[From iSource Business, July 2001] Every year Cutler-Hammer, a $2.5 billion division of Eaton Corp., has to respond to 250,000 orders for the company's electrical control products and power distribution equipment. Cutler-Hammer's small pricing staff has traditionally coped with this tsunami of sales requests using manual processes, because they lacked the e-business tools necessary to evaluate how each order fit into the company's overall business strategy. As a result, sales requests took as long as five days to process, and the company risked accepting deals that did not support its financial strategy.
Cutler-Hammer's dilemma is not unique. In fact, while e-business technology providers offer buying organizations a variety of tools to identify the right price for a good or service and to manage their spends more strategically, the sell side has been flying blind. But now, a handful of software companies have released applications that allow suppliers to determine their own right price and, moreover, to manage their customer response processes more strategically.
Up the Supply Chain Without a Paddle
The root of the sell side's dilemma has been the dearth of e-business tools tailored to the needs of selling organizations, according to Wilson Rothschild, a senior research analyst for applications strategies delivery at Stamford, Conn.-based research firm META Group. Most of the solutions in the marketplace are very buy-side oriented, he says. For example, e-procurement tools currently available promise to give buying organizations a better picture of prices across a variety of suppliers. Buyers who use e-marketplaces for that type of price discovery can seek lower prices from current suppliers and potentially lower their outlays without even incurring the switching costs associated with moving business to a new supplier. That's a win for the buyer, but what about the supplier who just found out it has to reduce its prices to keep a customer?
Right now, Rothschild says, suppliers don't have the tools they need to decide how best to maintain their margins. Traditionally, pricing knowledge has resided with each member of the pricing staff, who based decisions on their own experiences and their own assumptions at any given moment. Companies have had the visibility across their enterprises that could tell them what prices different divisions of the company are charging or even what prices different pricing managers are citing for the same customer. This leads to inconsistent pricing decisions, and frequently a pricing decision comes down to the head pricing person who makes the call based on a gut feeling, Rothschild said.
Companies have also lacked the tools necessary to track historical trends in pricing. Consequently, although they have business models to figure out what things cost, suppliers cannot measure the impact of past pricing decisions on margins. Absent this type of information, they cannot determine who is a good or bad customer, that is, whom they should prune from their customer list when faced with demands for price cuts.
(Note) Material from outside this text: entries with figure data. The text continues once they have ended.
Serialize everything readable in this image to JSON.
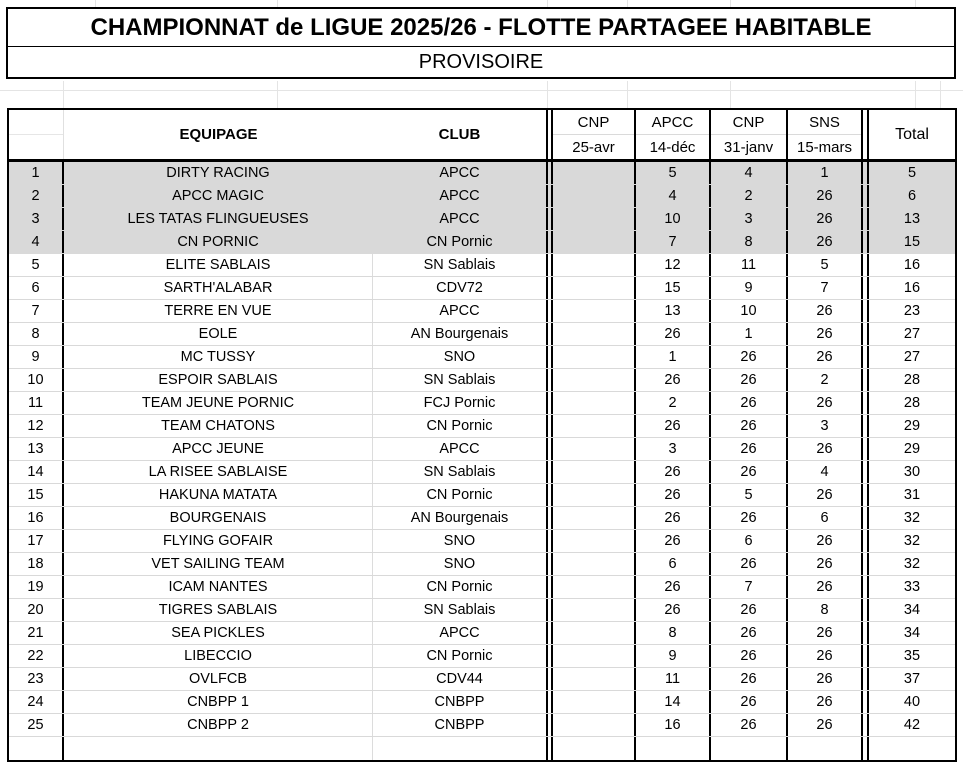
{
  "title": "CHAMPIONNAT de LIGUE 2025/26 - FLOTTE PARTAGEE HABITABLE",
  "subtitle": "PROVISOIRE",
  "colors": {
    "highlight_row_fill": "#d9d9d9",
    "border": "#000000",
    "gridline": "#d9d9d9"
  },
  "table": {
    "headers": {
      "rank": "",
      "equipage": "EQUIPAGE",
      "club": "CLUB",
      "total": "Total",
      "events": [
        {
          "name": "CNP",
          "date": "25-avr"
        },
        {
          "name": "APCC",
          "date": "14-déc"
        },
        {
          "name": "CNP",
          "date": "31-janv"
        },
        {
          "name": "SNS",
          "date": "15-mars"
        }
      ]
    },
    "rows": [
      {
        "rank": "1",
        "equipage": "DIRTY RACING",
        "club": "APCC",
        "scores": [
          "",
          "5",
          "4",
          "1"
        ],
        "total": "5",
        "highlight": true
      },
      {
        "rank": "2",
        "equipage": "APCC MAGIC",
        "club": "APCC",
        "scores": [
          "",
          "4",
          "2",
          "26"
        ],
        "total": "6",
        "highlight": true
      },
      {
        "rank": "3",
        "equipage": "LES TATAS FLINGUEUSES",
        "club": "APCC",
        "scores": [
          "",
          "10",
          "3",
          "26"
        ],
        "total": "13",
        "highlight": true
      },
      {
        "rank": "4",
        "equipage": "CN PORNIC",
        "club": "CN Pornic",
        "scores": [
          "",
          "7",
          "8",
          "26"
        ],
        "total": "15",
        "highlight": true
      },
      {
        "rank": "5",
        "equipage": "ELITE SABLAIS",
        "club": "SN Sablais",
        "scores": [
          "",
          "12",
          "11",
          "5"
        ],
        "total": "16",
        "highlight": false
      },
      {
        "rank": "6",
        "equipage": "SARTH'ALABAR",
        "club": "CDV72",
        "scores": [
          "",
          "15",
          "9",
          "7"
        ],
        "total": "16",
        "highlight": false
      },
      {
        "rank": "7",
        "equipage": "TERRE EN VUE",
        "club": "APCC",
        "scores": [
          "",
          "13",
          "10",
          "26"
        ],
        "total": "23",
        "highlight": false
      },
      {
        "rank": "8",
        "equipage": "EOLE",
        "club": "AN Bourgenais",
        "scores": [
          "",
          "26",
          "1",
          "26"
        ],
        "total": "27",
        "highlight": false
      },
      {
        "rank": "9",
        "equipage": "MC TUSSY",
        "club": "SNO",
        "scores": [
          "",
          "1",
          "26",
          "26"
        ],
        "total": "27",
        "highlight": false
      },
      {
        "rank": "10",
        "equipage": "ESPOIR SABLAIS",
        "club": "SN Sablais",
        "scores": [
          "",
          "26",
          "26",
          "2"
        ],
        "total": "28",
        "highlight": false
      },
      {
        "rank": "11",
        "equipage": "TEAM JEUNE PORNIC",
        "club": "FCJ Pornic",
        "scores": [
          "",
          "2",
          "26",
          "26"
        ],
        "total": "28",
        "highlight": false
      },
      {
        "rank": "12",
        "equipage": "TEAM CHATONS",
        "club": "CN Pornic",
        "scores": [
          "",
          "26",
          "26",
          "3"
        ],
        "total": "29",
        "highlight": false
      },
      {
        "rank": "13",
        "equipage": "APCC JEUNE",
        "club": "APCC",
        "scores": [
          "",
          "3",
          "26",
          "26"
        ],
        "total": "29",
        "highlight": false
      },
      {
        "rank": "14",
        "equipage": "LA RISEE SABLAISE",
        "club": "SN Sablais",
        "scores": [
          "",
          "26",
          "26",
          "4"
        ],
        "total": "30",
        "highlight": false
      },
      {
        "rank": "15",
        "equipage": "HAKUNA MATATA",
        "club": "CN Pornic",
        "scores": [
          "",
          "26",
          "5",
          "26"
        ],
        "total": "31",
        "highlight": false
      },
      {
        "rank": "16",
        "equipage": "BOURGENAIS",
        "club": "AN Bourgenais",
        "scores": [
          "",
          "26",
          "26",
          "6"
        ],
        "total": "32",
        "highlight": false
      },
      {
        "rank": "17",
        "equipage": "FLYING GOFAIR",
        "club": "SNO",
        "scores": [
          "",
          "26",
          "6",
          "26"
        ],
        "total": "32",
        "highlight": false
      },
      {
        "rank": "18",
        "equipage": "VET SAILING TEAM",
        "club": "SNO",
        "scores": [
          "",
          "6",
          "26",
          "26"
        ],
        "total": "32",
        "highlight": false
      },
      {
        "rank": "19",
        "equipage": "ICAM NANTES",
        "club": "CN Pornic",
        "scores": [
          "",
          "26",
          "7",
          "26"
        ],
        "total": "33",
        "highlight": false
      },
      {
        "rank": "20",
        "equipage": "TIGRES SABLAIS",
        "club": "SN Sablais",
        "scores": [
          "",
          "26",
          "26",
          "8"
        ],
        "total": "34",
        "highlight": false
      },
      {
        "rank": "21",
        "equipage": "SEA PICKLES",
        "club": "APCC",
        "scores": [
          "",
          "8",
          "26",
          "26"
        ],
        "total": "34",
        "highlight": false
      },
      {
        "rank": "22",
        "equipage": "LIBECCIO",
        "club": "CN Pornic",
        "scores": [
          "",
          "9",
          "26",
          "26"
        ],
        "total": "35",
        "highlight": false
      },
      {
        "rank": "23",
        "equipage": "OVLFCB",
        "club": "CDV44",
        "scores": [
          "",
          "11",
          "26",
          "26"
        ],
        "total": "37",
        "highlight": false
      },
      {
        "rank": "24",
        "equipage": "CNBPP 1",
        "club": "CNBPP",
        "scores": [
          "",
          "14",
          "26",
          "26"
        ],
        "total": "40",
        "highlight": false
      },
      {
        "rank": "25",
        "equipage": "CNBPP 2",
        "club": "CNBPP",
        "scores": [
          "",
          "16",
          "26",
          "26"
        ],
        "total": "42",
        "highlight": false
      }
    ],
    "trailing_empty_row": true
  }
}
The result has been what Daphne Carmeli, CEO of sell-side software provider Metreo, calls maverick selling a corollary to the buy-side bugaboo maverick buying. Maverick selling refers to instances in which manufacturers accept deals that are under cost or under target, or when a company spends time on the wrong deals, such as with clients that have no intention of buying, simply because the supplier does not have visibility into its pricing. e-Procurement advances on the buy side have made maverick selling a more acute issue for suppliers, Carmeli says: Now a buyer, with one click, can send one request to hundreds of suppliers. From a supplier's vantage point, there is now greater volume [of sales requests], more pressure to respond quicker, and there is more competition.
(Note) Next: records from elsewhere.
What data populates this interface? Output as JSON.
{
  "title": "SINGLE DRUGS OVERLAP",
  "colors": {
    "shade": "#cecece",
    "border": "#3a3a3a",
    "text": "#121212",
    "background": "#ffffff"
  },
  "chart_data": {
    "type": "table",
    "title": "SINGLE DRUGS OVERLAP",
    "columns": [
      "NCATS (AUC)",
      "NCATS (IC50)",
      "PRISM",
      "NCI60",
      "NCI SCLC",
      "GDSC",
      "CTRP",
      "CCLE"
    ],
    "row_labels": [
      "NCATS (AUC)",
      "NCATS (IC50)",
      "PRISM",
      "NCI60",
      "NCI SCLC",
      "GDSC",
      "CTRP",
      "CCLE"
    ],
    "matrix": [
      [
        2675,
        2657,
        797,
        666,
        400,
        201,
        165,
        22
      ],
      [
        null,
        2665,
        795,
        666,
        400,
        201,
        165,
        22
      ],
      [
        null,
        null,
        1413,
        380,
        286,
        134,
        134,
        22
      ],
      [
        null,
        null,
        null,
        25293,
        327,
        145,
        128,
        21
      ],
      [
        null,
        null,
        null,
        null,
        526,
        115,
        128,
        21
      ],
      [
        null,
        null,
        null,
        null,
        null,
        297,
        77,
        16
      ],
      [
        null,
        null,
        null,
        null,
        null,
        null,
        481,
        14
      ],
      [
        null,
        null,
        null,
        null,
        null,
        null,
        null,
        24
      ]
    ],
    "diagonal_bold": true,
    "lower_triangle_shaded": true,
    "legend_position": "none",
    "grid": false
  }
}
Fortunately for suppliers, companies such as Metreo and another software provider, Rapt, are beginning to offer sell-side applications that address the issues associated with maverick selling.
Taming Maverick Selling
Sales request response time, price consistency and margin pressure were the issues for Eaton Corp., a $9 billion global company that manufactures highly engineered products for the industrial, vehicle, construction, commercial, aerospace and semiconductor markets. At Cutler-Hammer, Eaton's electrical control and power distribution product division, the pricing team (about 60 people) was using a variety of internal data sources and in-house applications to manually process about 200,000 sales requests annually. With critical information spread among disparate systems, and some data available only in hard-copy form, the pricing team sometimes required as long as five days to process requests.
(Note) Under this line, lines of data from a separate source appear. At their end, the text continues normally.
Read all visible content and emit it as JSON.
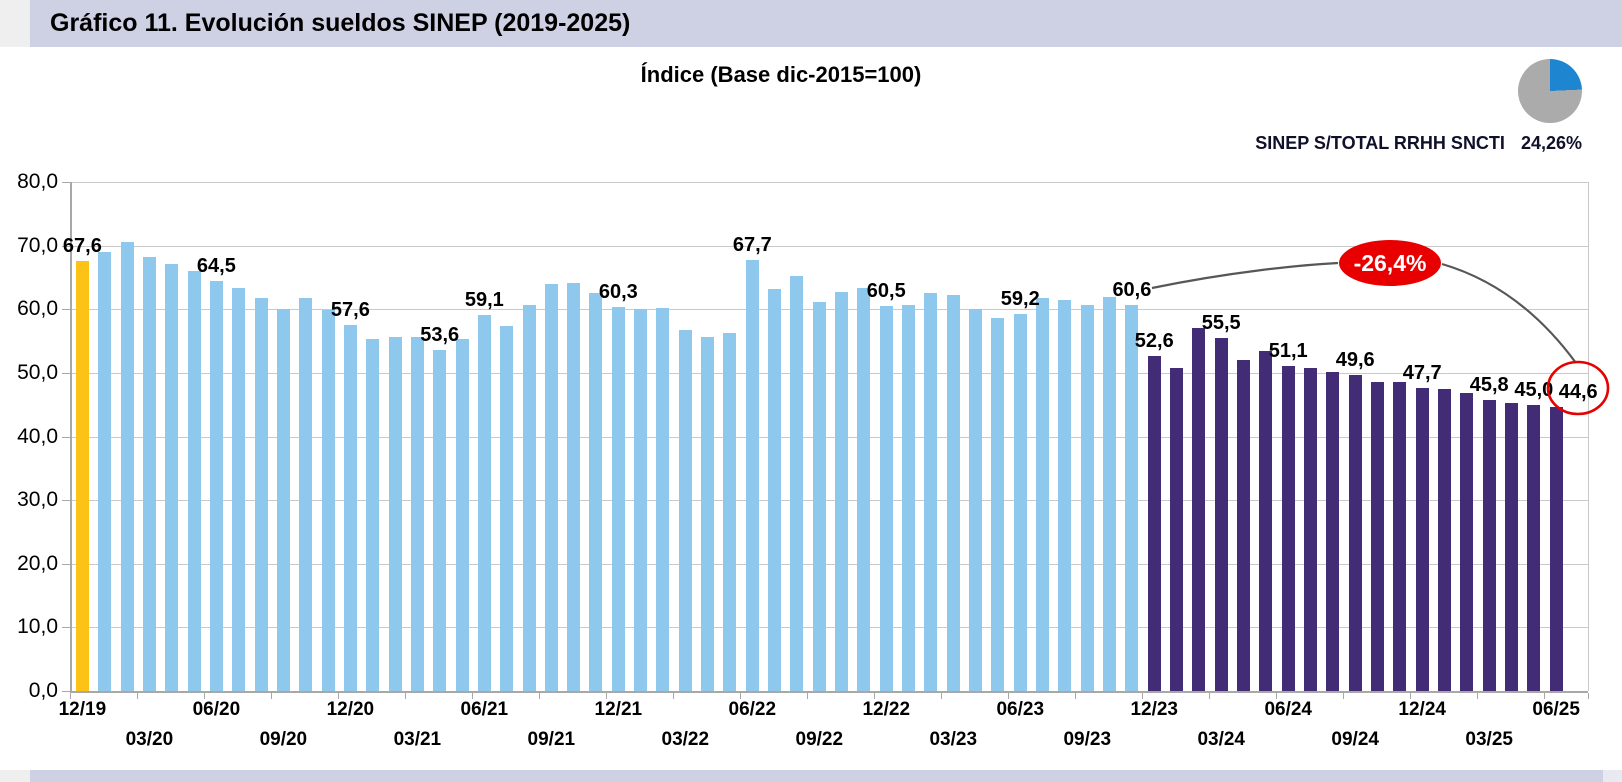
{
  "header": {
    "title": "Gráfico 11. Evolución sueldos SINEP (2019-2025)"
  },
  "pie_legend": {
    "label": "SINEP S/TOTAL RRHH SNCTI",
    "value": "24,26%",
    "percent": 24.26,
    "slice_color": "#1E86D1",
    "rest_color": "#ABABAB"
  },
  "annotations": {
    "drop_badge": "-26,4%",
    "circled_value": "44,6"
  },
  "chart_data": {
    "type": "bar",
    "title": "Índice (Base dic-2015=100)",
    "xlabel": "",
    "ylabel": "",
    "ylim": [
      0,
      80
    ],
    "ytick_step": 10,
    "ytick_labels": [
      "0,0",
      "10,0",
      "20,0",
      "30,0",
      "40,0",
      "50,0",
      "60,0",
      "70,0",
      "80,0"
    ],
    "grid": true,
    "legend_position": "none",
    "categories": [
      "12/19",
      "01/20",
      "02/20",
      "03/20",
      "04/20",
      "05/20",
      "06/20",
      "07/20",
      "08/20",
      "09/20",
      "10/20",
      "11/20",
      "12/20",
      "01/21",
      "02/21",
      "03/21",
      "04/21",
      "05/21",
      "06/21",
      "07/21",
      "08/21",
      "09/21",
      "10/21",
      "11/21",
      "12/21",
      "01/22",
      "02/22",
      "03/22",
      "04/22",
      "05/22",
      "06/22",
      "07/22",
      "08/22",
      "09/22",
      "10/22",
      "11/22",
      "12/22",
      "01/23",
      "02/23",
      "03/23",
      "04/23",
      "05/23",
      "06/23",
      "07/23",
      "08/23",
      "09/23",
      "10/23",
      "11/23",
      "12/23",
      "01/24",
      "02/24",
      "03/24",
      "04/24",
      "05/24",
      "06/24",
      "07/24",
      "08/24",
      "09/24",
      "10/24",
      "11/24",
      "12/24",
      "01/25",
      "02/25",
      "03/25",
      "04/25",
      "05/25",
      "06/25"
    ],
    "values": [
      67.6,
      69.0,
      70.5,
      68.2,
      67.1,
      66.0,
      64.5,
      63.3,
      61.7,
      60.0,
      61.8,
      59.9,
      57.6,
      55.4,
      55.6,
      55.6,
      53.6,
      55.4,
      59.1,
      57.4,
      60.6,
      64.0,
      64.1,
      62.5,
      60.3,
      60.0,
      60.2,
      56.7,
      55.6,
      56.3,
      67.7,
      63.2,
      65.2,
      61.1,
      62.7,
      63.4,
      60.5,
      60.6,
      62.5,
      62.3,
      60.0,
      58.7,
      59.2,
      61.7,
      61.4,
      60.6,
      62.0,
      60.6,
      52.6,
      50.7,
      57.0,
      55.5,
      52.1,
      53.4,
      51.1,
      50.8,
      50.2,
      49.6,
      48.6,
      48.5,
      47.7,
      47.4,
      46.9,
      45.8,
      45.2,
      45.0,
      44.6
    ],
    "color_segments": [
      {
        "from": 0,
        "to": 0,
        "color": "#FCC215"
      },
      {
        "from": 1,
        "to": 47,
        "color": "#8FC8ED"
      },
      {
        "from": 48,
        "to": 66,
        "color": "#422C76"
      }
    ],
    "value_labels": [
      {
        "index": 0,
        "text": "67,6"
      },
      {
        "index": 6,
        "text": "64,5"
      },
      {
        "index": 12,
        "text": "57,6"
      },
      {
        "index": 16,
        "text": "53,6"
      },
      {
        "index": 18,
        "text": "59,1"
      },
      {
        "index": 24,
        "text": "60,3"
      },
      {
        "index": 30,
        "text": "67,7"
      },
      {
        "index": 36,
        "text": "60,5"
      },
      {
        "index": 42,
        "text": "59,2"
      },
      {
        "index": 47,
        "text": "60,6"
      },
      {
        "index": 48,
        "text": "52,6"
      },
      {
        "index": 51,
        "text": "55,5"
      },
      {
        "index": 54,
        "text": "51,1"
      },
      {
        "index": 57,
        "text": "49,6"
      },
      {
        "index": 60,
        "text": "47,7"
      },
      {
        "index": 63,
        "text": "45,8"
      },
      {
        "index": 65,
        "text": "45,0"
      },
      {
        "index": 66,
        "text": "44,6",
        "dx": 22
      }
    ],
    "x_axis_row1_indices": [
      0,
      6,
      12,
      18,
      24,
      30,
      36,
      42,
      48,
      54,
      60,
      66
    ],
    "x_axis_row2_indices": [
      3,
      9,
      15,
      21,
      27,
      33,
      39,
      45,
      51,
      57,
      63
    ]
  }
}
Eaton initially sought to speed request processing by developing a proprietary system. But during the 18 months that the company worked on its in-house software, e-business took off, increasing the number of orders coming into the company and making speed a more acute issue in the processing of sales requests. In the meantime, third-party software developers were bringing sell-side applications to market. Cutler-Hammer chose to implement an application from Palo Alto, Calif.-based Metreo. The software, called SR2 (for Supplier Response), deployed over 12 weeks, draws information from inventory, production and sales systems in real-time to generate a score for each incoming sales request, based on pre-defined criteria such as the value of the customer, expected impact on key strategic performance metrics, competitive environment, product availability, and plant capacity. The application allows the company to aggregate orders coming in over various sales channels and routes the scored requests to the appropriate pricing managers as a way to ensure pricing consistency.